My thoughts are very different than those I think you’ll hear from the Ezra Kleins and Jake Tappers and Nancy Pelosis of the world. I think all the pundits and politicians have been wrong our whole lifetimes, and they continue to be wrong, that they couldn’t be wronger, in fact — how could they ever have been right? Didn’t American life fall apart implosively? So let me sum what I have to say up this way.
The Democrats have been playing 3-D chess. They have been hoping to win strategically by losing tactically. They are hoping to win the war by losing the battle. But when you lose battle after battle…as the Democrats have done…soon enough, you stop fighting at all. And the way in which the fight, the fight for progress, stopped in America is at a deep level. A level of morality, a level of expectations, a level of ideas. The Democrats have forgotten that fight even exists.

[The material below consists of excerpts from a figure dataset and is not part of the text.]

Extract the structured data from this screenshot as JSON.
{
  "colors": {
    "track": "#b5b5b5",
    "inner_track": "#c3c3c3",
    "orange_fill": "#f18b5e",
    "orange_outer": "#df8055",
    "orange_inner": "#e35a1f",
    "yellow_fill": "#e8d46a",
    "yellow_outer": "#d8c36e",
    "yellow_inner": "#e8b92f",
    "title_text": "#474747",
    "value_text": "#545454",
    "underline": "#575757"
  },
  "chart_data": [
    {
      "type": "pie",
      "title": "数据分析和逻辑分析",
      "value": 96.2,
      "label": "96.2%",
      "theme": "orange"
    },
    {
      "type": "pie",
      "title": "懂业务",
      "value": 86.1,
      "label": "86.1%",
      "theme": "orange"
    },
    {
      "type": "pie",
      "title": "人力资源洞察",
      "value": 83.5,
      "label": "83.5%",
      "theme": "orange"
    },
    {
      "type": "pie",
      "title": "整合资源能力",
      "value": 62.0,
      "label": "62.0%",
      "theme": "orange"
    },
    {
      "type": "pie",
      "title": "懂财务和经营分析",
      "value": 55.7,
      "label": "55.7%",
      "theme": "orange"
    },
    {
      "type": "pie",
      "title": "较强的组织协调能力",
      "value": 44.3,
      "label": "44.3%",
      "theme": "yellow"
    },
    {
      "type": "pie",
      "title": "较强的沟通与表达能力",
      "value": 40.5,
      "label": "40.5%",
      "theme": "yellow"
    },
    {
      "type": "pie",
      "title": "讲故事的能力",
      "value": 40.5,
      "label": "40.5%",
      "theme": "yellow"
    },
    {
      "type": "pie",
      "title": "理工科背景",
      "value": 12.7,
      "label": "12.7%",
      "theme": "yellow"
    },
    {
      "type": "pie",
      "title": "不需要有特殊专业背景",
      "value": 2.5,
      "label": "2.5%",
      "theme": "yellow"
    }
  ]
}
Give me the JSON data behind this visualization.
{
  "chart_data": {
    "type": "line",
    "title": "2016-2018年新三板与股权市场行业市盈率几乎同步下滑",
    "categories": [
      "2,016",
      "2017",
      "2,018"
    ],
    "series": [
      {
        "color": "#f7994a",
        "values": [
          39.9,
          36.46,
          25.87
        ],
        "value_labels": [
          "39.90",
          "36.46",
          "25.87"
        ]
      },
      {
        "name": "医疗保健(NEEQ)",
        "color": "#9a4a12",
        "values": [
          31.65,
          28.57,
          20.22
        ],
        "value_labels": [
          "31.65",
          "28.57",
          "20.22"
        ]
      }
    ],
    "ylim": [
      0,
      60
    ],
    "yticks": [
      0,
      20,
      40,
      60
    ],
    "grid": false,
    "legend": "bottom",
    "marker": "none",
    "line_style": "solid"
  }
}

Our ideas of high crimes have never been updated to match the modern world. For us, even genocide, torture, crimes against humanity, the whole sequence of fascism, from demonization to dehumanization…none of that is a high crime. But it is nearly everywhere else. All of that is why America was particularly susceptible to the political decline which produced Trumpism. The Democrats stopped fighting those big battles. But they are the ones that matter the most. The ones which count, because they genuinely transform societies in the deepest and truest ways.
Should he be impeached? Of course. To not impeach him would be 3-D chess at its worst — losing the battle to win the war you’re not even fighting. But what’s even more crucial is impeaching him for the right reasons. Not just minor-league affairs. But the true crimes — crimes against humanity, history, decency, reason, and truth — that have been committed. Until and unless America can evolve in that direction — such impeachments, while they won’t be meaningless, won’t be shatteringly, profoundly meaningful, either.
I’m under no illusion the Democrats will consider any of that, much less do it. Maybe even you think all this is fantasy, nonsense, daydreaming. Hey, you have to get real, Umair! You have to consider what’s possible! Do I? Or does that way just lead us to further decline, just a little bit slower? Isn’t that how we got here? You can decide that part for yourself.